I had been working on an installation project based on the many drafts of The Wasteland when I was confronted with some of the specific examples of Eliot’s anti-Semitism, partly tied to his misogyny. Focusing on the idea of wastes, I realized why his middle name is so important. Any author would notice T.Eliot was toilet spelled backwards. T.S.E. then occurred to me as appropriate on several levels to address anti-Semitism in literature: the idea of the disease-carrying fly, the tsetse. In addition, one of the biblical plagues is of flies. Tsetse also sounds a bit like tzitzit, the knotted fringe at the corners of the Jewish prayer shawl, or tallit, which some traditions hold to be a reminder of the commandments in the Torah. The knotted blue and white threads probably also originated as protection against the evil eye.
The “flypaper” is created from a linen strip rendered sticky and yellow through a yellow pigment mixed in an encaustic base. The project deals with potentially caustic language, but encaustic was an ancient art supply used by the Egyptians in the Ptolemaic period. The portraits of the mummified corpses, wrapped in linen strips, were painted with pigments mixed with wax and applied to wooden panels placed at the mummy’s head. I used the pigment “Verona yellow” which evokes not just the traditional color of flypaper but also the 19th century novel “The Jew of Verona” by Antonio Bresciani. Squares of tissue paper sponged with a gray fly-wing motif are meant to be exhibited near the flypaper so that participants can write their opinions about a certain work or author, or what may or may not have offended them. The next step would be to crumple up the tissue paper into a tiny, fly-like mass and stick it onto the flypaper. The flypaper has some authors and titles printed onto it through transfer printing to help jog the memory. These names include Shakespeare, Dickens, Charles Lamb and Virginia Woolf, with titles of works considered.
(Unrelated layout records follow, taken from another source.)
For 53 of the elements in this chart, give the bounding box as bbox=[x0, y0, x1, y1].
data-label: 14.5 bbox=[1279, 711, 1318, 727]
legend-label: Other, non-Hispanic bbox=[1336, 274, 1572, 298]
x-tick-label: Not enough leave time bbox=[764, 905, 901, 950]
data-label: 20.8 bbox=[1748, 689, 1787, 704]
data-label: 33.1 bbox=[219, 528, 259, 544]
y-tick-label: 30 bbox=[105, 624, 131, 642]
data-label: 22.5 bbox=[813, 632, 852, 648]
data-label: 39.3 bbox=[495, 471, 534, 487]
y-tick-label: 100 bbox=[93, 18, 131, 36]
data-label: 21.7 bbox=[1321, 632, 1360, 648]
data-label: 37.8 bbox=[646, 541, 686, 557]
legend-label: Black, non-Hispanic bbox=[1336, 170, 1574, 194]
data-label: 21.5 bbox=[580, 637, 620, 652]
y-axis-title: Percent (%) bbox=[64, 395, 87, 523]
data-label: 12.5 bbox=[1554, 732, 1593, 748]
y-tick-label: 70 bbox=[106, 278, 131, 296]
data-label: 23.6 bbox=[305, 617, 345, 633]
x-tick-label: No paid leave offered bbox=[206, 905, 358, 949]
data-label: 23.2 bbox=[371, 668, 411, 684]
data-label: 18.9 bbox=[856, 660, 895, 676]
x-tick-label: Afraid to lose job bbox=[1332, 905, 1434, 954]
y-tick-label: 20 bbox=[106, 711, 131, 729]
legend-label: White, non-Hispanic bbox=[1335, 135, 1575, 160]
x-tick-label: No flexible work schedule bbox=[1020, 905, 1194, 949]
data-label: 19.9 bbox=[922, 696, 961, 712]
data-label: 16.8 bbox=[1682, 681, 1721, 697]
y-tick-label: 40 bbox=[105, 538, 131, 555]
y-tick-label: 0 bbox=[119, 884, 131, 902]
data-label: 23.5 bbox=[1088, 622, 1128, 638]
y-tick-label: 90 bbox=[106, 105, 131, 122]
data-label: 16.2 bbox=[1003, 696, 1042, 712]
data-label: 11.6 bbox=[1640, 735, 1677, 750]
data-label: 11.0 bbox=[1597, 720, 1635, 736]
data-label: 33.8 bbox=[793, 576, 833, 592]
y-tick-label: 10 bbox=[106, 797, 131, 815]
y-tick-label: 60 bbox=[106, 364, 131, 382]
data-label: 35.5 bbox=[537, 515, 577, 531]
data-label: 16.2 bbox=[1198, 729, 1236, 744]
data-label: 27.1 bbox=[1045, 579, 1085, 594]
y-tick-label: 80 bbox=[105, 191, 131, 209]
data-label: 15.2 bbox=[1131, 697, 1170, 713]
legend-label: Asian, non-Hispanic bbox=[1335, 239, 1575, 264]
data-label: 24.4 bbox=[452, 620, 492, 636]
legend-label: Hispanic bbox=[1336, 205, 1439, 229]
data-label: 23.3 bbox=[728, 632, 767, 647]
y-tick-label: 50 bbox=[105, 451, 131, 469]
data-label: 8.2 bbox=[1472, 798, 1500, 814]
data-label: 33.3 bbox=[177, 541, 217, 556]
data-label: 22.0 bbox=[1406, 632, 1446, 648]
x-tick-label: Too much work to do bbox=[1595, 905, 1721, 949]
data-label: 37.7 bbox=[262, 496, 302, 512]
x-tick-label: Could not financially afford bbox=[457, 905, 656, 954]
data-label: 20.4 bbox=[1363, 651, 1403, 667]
Egypt is the land from where the Israelites began the Exodus. Crumpling up the message and sticking it on the flypaper might suggest the action of leaving messages at the Western Wall in Jerusalem.
This project is a unique edition at the moment. I will continue to have conversations and conduct email interviews with a variety of people, academic and non. It is the beginning of what I hope will be a fruitful dialogue on the topic of reading. I am not sure what will be discovered, or even if it will be useful. But I am curious to gather different views, perhaps providing clues why some people are wounded by what they read, while others are impervious, or at least do not condemn authors for their words. In the meantime, I have donated T.S.E. T.S.E. to Tate Library, a public collection in London, where many of the cited authors lived.